I don’t have big plans for 2025, to be honest. At least not in the sense of “here’s major things on the horizon!” I do plan to continue to try to carve out time as best I can to get back on the content creation train. I want to keep posting videos and blogs with regularity, and I’m far from running out of video ideas.

Perhaps my only “major” goal is once again, on the backend. I still want to lower the “Operations & Infrastructure” cost category. It’s currently nearly 40% of our expenses, and that limits our ability to expand back into services like Matrix (which I still hope to do at some point). I’m hoping to move some of the less-bandwidth-intensive services (like Mastodon and probably the website itself) literally in-house. We can save hundreds of dollars per year on VPS by doing so – right now Mastodon alone is $260, Nextcloud is $230, and the website is $100. Moving in-house will allow me reduce annual overhead while also getting more storage in return. The only thing I really can’t move is PeerTube because of bandwidth limitations, but even that has a little bit of wiggle room. This category is complicated and made up of lots of recurring charges (like domain name hosting – letting one of those go soon, too – and subscriptions, but I think I can bring the cost down quite a lot by changing up how I host things. I’ll be starting this month with Nextcloud, so we’ll see how it goes!
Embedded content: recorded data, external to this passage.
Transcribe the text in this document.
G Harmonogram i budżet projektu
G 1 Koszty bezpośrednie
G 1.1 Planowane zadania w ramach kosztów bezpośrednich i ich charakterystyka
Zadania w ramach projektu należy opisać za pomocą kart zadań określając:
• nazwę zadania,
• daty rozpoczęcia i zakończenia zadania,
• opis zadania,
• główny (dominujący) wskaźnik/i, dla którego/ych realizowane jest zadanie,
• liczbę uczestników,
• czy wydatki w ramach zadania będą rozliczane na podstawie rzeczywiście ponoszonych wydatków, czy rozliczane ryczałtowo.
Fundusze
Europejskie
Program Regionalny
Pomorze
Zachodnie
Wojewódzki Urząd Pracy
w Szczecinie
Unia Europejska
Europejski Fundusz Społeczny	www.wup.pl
Although I said I have no “big plans” for this year, rest assured that I also have no plans to slow down or stop. This year’s focus is going to be refining, streamlining, and refocusing. I’m going to be looking for ways to be more productive, reduce costs, improve efficiency, and create a sustainable workflow where I can keep putting out consistent content – while, most importantly, continuing to keep the website current, accurate, and helpful to those looking to regain their privacy.

Thank you to everyone who’s contributed thus far. I hope the project continues to bring to life the vision you’re supporting. This year will not be any easier for privacy than past years have been, but we plan to meet those challenges head on.